YOUR STRUGGLE IS OUR STRUGGLE!

 We are occupying the faculties, you are occupying the factories. Aren’t we fighting for the same thing?

Higher education only contains 10 per cent workers’ children. Are we fighting so that there will be more of them, for a democratic university reform? That would be a good thing, but it’s not the most important. These workers children would just become like other students. We are not aiming for a worker’s son to be a manager, We want to wipe out segregation between workers and management.

 There are students who are unable to find jobs on leaving university. Are we fighting so that they’ll find jobs, for a decent graduate employment policy? It would be a good thing, but it is not vital. Psychology or sociology graduates will become the selectors, the planners and psycho-technicians who will try to organise your working conditions; mathematics graduates will become engineers, perfecting maximum-productivity machines to make your life even more unbearable. Why are we, students who are products of middle-class life, criticising capitalist society? The son of a worker who becomes a student leaves his own class. For the son of a middle-class family, it could be his opportunity to see his class in its true light, to question the role he is destined for in society and the organisation of our society. We refuse to besome scholars who are out of touch with real life. We refuse to be used for the benefit of the ruling class. We want to destroy the separation that exists between those who organise and think and those who execute their decisions. We want to form a classless society; your cause is the same as ours.

 You are asking for a minimum wage of 1,000 Francs in the Paris area, retirement at sixty, a 40-hour week for 48 hours’ pay.

 These are long-standing and just demands: nevertheless. they seem to be out of context with our aims. Yet you have gone on to occupy factories, take your managers as hostages, strike without warning, These forms of struggle have been made possible by perseverance and lengthy action in various enterprises, and because of the recent student battles.

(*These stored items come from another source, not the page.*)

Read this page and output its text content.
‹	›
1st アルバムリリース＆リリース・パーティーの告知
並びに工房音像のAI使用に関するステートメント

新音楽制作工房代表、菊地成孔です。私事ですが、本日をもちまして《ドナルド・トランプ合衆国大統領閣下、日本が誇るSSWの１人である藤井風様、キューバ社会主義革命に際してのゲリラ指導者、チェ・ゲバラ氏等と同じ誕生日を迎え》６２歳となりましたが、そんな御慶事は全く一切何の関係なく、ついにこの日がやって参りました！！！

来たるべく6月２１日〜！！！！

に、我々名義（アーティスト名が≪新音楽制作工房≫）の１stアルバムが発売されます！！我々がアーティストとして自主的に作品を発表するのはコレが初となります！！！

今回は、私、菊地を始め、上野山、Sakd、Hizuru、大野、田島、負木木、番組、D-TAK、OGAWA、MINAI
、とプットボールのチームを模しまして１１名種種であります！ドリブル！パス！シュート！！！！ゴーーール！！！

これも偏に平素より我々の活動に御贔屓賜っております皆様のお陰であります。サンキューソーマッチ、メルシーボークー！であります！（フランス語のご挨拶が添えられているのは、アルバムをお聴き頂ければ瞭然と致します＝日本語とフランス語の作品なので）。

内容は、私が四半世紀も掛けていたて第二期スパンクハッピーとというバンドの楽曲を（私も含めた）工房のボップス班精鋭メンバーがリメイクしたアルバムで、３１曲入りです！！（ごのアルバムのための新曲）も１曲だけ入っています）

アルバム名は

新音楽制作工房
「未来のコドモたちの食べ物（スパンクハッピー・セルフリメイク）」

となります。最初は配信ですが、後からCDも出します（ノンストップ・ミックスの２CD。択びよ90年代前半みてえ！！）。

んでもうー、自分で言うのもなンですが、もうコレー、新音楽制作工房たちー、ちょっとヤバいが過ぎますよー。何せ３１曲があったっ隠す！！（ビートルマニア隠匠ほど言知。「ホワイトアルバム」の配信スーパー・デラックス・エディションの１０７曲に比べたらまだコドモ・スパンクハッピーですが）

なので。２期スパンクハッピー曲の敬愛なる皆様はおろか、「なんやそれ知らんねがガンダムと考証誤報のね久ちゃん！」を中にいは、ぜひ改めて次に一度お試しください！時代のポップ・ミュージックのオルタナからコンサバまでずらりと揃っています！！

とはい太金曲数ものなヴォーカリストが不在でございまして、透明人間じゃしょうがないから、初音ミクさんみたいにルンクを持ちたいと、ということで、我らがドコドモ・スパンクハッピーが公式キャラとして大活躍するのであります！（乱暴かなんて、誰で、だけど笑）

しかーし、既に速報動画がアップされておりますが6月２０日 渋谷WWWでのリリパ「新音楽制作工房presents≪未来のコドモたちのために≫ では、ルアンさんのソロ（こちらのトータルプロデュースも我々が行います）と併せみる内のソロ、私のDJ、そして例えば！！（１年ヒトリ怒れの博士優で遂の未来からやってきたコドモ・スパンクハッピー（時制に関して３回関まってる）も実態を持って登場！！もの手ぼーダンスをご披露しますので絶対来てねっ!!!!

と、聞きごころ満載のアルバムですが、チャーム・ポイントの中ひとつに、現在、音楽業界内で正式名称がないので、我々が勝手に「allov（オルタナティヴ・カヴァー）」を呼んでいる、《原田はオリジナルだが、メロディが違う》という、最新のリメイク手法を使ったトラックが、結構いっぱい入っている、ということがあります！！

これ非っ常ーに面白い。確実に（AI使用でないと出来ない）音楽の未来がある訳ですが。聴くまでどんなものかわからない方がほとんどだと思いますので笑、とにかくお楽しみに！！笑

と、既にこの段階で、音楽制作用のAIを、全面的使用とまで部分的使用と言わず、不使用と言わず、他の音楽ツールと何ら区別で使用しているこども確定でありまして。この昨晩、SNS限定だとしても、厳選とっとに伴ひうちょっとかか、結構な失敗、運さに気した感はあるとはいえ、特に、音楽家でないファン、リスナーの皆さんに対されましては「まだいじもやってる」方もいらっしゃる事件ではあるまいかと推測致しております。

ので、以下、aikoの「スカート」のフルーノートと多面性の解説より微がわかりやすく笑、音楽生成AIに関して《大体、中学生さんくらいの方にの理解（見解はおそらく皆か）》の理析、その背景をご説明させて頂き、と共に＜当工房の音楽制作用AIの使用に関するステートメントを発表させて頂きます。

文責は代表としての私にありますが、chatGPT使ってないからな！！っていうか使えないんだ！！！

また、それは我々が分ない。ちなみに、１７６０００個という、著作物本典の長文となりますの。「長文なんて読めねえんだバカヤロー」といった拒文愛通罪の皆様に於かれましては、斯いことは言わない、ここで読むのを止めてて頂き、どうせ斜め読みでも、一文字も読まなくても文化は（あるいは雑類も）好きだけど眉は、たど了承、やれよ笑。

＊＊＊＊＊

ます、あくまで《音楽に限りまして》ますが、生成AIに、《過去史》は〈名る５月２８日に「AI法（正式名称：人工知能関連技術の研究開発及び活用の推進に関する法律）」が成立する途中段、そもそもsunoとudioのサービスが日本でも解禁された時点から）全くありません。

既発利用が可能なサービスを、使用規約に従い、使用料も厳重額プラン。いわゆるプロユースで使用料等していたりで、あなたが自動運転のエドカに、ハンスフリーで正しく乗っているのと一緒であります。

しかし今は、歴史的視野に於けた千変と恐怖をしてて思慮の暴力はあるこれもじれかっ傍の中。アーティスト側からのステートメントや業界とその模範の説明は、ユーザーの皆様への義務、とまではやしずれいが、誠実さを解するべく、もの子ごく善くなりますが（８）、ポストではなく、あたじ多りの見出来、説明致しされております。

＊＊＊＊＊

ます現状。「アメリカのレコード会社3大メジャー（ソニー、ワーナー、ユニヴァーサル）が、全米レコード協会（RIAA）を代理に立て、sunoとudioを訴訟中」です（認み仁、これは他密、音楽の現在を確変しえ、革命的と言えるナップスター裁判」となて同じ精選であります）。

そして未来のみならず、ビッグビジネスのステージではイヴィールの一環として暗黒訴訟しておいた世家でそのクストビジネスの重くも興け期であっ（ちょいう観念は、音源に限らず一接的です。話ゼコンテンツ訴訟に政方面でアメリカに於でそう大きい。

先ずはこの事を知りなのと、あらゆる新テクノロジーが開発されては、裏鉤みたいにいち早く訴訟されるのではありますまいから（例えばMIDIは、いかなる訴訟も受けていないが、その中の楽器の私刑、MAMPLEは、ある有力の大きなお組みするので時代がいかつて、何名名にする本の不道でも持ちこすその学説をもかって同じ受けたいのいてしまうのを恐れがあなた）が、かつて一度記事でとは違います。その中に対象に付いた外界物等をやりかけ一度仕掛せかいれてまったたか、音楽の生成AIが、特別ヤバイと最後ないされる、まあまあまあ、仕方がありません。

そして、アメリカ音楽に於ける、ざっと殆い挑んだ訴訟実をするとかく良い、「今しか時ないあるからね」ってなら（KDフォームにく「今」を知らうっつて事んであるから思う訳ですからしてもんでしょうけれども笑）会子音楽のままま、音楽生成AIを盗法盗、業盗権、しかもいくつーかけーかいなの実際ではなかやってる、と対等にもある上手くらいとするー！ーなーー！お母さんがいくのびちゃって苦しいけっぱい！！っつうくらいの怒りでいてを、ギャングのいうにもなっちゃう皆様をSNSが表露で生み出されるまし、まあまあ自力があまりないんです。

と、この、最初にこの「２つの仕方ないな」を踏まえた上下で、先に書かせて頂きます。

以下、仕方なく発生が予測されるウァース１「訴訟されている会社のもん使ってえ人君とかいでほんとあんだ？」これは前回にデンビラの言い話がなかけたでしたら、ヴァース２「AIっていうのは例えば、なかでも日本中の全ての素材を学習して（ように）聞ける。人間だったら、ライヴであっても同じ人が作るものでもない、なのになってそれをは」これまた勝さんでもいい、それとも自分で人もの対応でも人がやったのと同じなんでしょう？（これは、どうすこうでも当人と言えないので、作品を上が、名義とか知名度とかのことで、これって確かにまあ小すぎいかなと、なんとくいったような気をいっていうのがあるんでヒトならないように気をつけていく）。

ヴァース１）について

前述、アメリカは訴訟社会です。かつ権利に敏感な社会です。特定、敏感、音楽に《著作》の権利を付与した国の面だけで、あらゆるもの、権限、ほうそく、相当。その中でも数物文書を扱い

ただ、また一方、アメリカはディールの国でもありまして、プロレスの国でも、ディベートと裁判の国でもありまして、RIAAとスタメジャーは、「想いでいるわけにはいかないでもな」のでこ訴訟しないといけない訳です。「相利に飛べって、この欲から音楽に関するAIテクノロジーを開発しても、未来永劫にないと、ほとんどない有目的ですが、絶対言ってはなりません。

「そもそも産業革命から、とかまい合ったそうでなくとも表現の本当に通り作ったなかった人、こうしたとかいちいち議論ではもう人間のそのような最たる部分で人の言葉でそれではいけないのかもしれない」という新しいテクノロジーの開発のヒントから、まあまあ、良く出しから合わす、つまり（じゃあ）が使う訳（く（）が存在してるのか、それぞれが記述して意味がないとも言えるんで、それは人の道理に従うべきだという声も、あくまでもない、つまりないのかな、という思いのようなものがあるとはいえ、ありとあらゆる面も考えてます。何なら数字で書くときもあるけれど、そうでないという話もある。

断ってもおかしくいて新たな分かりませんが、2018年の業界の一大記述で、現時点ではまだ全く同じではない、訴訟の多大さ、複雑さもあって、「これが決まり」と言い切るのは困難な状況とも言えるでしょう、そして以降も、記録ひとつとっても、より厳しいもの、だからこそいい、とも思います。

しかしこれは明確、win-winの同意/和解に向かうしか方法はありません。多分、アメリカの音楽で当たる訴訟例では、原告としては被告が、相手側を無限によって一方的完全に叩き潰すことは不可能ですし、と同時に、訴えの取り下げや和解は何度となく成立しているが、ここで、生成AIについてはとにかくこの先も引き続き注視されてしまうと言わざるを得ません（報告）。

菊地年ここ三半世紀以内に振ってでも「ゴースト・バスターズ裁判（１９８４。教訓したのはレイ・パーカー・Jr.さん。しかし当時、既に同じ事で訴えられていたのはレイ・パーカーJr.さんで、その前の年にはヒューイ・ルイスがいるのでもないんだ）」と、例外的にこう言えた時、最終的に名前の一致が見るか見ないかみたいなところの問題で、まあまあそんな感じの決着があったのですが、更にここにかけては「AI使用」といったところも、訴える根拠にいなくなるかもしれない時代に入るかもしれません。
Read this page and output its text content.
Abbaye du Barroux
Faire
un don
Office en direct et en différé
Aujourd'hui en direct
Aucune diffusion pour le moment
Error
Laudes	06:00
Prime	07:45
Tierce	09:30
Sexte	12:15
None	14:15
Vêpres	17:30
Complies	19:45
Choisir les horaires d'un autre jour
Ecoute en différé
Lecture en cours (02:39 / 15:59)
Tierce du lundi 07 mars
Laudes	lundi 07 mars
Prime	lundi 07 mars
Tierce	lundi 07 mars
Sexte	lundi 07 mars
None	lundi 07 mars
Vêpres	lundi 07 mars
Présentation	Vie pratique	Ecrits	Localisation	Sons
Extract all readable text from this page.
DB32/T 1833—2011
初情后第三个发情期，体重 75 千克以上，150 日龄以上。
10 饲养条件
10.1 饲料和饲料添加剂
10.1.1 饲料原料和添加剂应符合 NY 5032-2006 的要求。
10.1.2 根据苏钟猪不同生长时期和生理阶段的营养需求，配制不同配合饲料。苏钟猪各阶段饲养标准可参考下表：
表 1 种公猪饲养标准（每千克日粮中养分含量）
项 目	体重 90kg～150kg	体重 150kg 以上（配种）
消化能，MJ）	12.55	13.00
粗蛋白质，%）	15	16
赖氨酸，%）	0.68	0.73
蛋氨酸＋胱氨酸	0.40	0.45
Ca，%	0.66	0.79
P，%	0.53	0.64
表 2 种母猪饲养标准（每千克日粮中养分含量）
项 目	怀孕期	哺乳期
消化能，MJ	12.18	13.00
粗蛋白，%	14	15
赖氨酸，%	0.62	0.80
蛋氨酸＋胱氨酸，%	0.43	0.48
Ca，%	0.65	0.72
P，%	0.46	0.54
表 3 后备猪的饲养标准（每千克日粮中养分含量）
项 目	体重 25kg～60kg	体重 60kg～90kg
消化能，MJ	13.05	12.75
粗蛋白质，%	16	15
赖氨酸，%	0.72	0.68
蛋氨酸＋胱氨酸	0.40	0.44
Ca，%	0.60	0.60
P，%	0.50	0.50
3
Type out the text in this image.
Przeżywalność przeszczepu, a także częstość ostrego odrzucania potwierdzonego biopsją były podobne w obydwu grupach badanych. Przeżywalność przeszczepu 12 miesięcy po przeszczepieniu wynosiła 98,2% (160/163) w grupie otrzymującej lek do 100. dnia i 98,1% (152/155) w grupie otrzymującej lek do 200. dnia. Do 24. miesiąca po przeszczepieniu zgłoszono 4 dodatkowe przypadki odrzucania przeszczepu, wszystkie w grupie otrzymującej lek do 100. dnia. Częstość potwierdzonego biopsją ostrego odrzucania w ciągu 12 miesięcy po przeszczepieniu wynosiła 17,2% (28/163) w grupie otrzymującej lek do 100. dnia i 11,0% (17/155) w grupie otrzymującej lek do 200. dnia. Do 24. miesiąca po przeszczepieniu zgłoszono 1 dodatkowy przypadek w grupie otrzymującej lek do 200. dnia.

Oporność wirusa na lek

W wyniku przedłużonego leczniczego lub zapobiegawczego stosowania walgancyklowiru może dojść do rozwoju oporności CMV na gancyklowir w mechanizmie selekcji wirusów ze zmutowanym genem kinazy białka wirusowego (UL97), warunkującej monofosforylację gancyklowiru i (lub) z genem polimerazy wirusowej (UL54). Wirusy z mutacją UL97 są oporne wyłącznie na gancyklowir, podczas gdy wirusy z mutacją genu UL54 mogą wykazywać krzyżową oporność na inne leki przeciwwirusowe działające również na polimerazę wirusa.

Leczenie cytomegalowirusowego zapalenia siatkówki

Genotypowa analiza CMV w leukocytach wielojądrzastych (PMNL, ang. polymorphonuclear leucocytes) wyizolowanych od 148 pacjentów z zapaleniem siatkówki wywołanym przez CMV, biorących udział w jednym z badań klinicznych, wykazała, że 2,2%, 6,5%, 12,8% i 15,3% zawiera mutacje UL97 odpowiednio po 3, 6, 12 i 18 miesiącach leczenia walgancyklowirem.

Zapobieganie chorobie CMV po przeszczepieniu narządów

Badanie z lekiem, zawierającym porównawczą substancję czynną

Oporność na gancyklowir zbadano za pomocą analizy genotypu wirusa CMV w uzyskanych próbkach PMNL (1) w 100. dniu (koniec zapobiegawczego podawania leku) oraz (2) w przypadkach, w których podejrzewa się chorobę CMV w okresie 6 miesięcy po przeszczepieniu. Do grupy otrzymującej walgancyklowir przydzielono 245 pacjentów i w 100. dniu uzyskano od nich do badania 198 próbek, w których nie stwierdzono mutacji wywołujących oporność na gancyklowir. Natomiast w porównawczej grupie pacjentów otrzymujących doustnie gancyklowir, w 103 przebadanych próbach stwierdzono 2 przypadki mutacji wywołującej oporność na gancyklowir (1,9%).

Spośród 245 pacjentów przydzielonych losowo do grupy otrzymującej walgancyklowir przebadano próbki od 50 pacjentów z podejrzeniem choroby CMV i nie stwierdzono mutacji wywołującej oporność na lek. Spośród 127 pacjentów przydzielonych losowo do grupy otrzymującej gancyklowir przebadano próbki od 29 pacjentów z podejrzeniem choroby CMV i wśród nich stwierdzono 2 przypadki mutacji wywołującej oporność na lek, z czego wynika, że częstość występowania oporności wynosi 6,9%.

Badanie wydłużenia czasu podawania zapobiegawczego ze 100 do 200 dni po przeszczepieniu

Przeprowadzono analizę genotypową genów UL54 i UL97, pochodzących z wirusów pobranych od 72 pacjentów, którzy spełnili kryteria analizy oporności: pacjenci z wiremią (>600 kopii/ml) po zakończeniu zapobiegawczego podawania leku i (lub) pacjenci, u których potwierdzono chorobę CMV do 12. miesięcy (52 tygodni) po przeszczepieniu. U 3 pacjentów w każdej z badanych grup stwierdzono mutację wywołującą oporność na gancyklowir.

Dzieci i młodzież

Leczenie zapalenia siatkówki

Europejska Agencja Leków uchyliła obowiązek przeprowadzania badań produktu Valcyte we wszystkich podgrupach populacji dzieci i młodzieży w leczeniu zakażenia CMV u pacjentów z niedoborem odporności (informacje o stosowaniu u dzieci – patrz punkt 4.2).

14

 These struggles are even more radical than our official aims. because they go further than simply seeking improvements for the worker within the capitalist system, they imply the destruction of the system. They are political in the true sense of the word: you are fighting not to change the Prime Minister, but so that your boss no longer retains his power in business or society. The form that your struggle has taken offers us students the model for true socialist activity: the appropriation of the means of production and of the decision-making power by the workers.

 Our struggles converge. We must destroy everything that seeks to alienate us (everyday habits, the press, etc.). We must combine our occupations in the faculties and factories.

Long live the unification of our struggles !

Everybody to the four rallies and the demonstration at the Gare de Lyon, on Friday May 24 May 1968, at 7 p.m.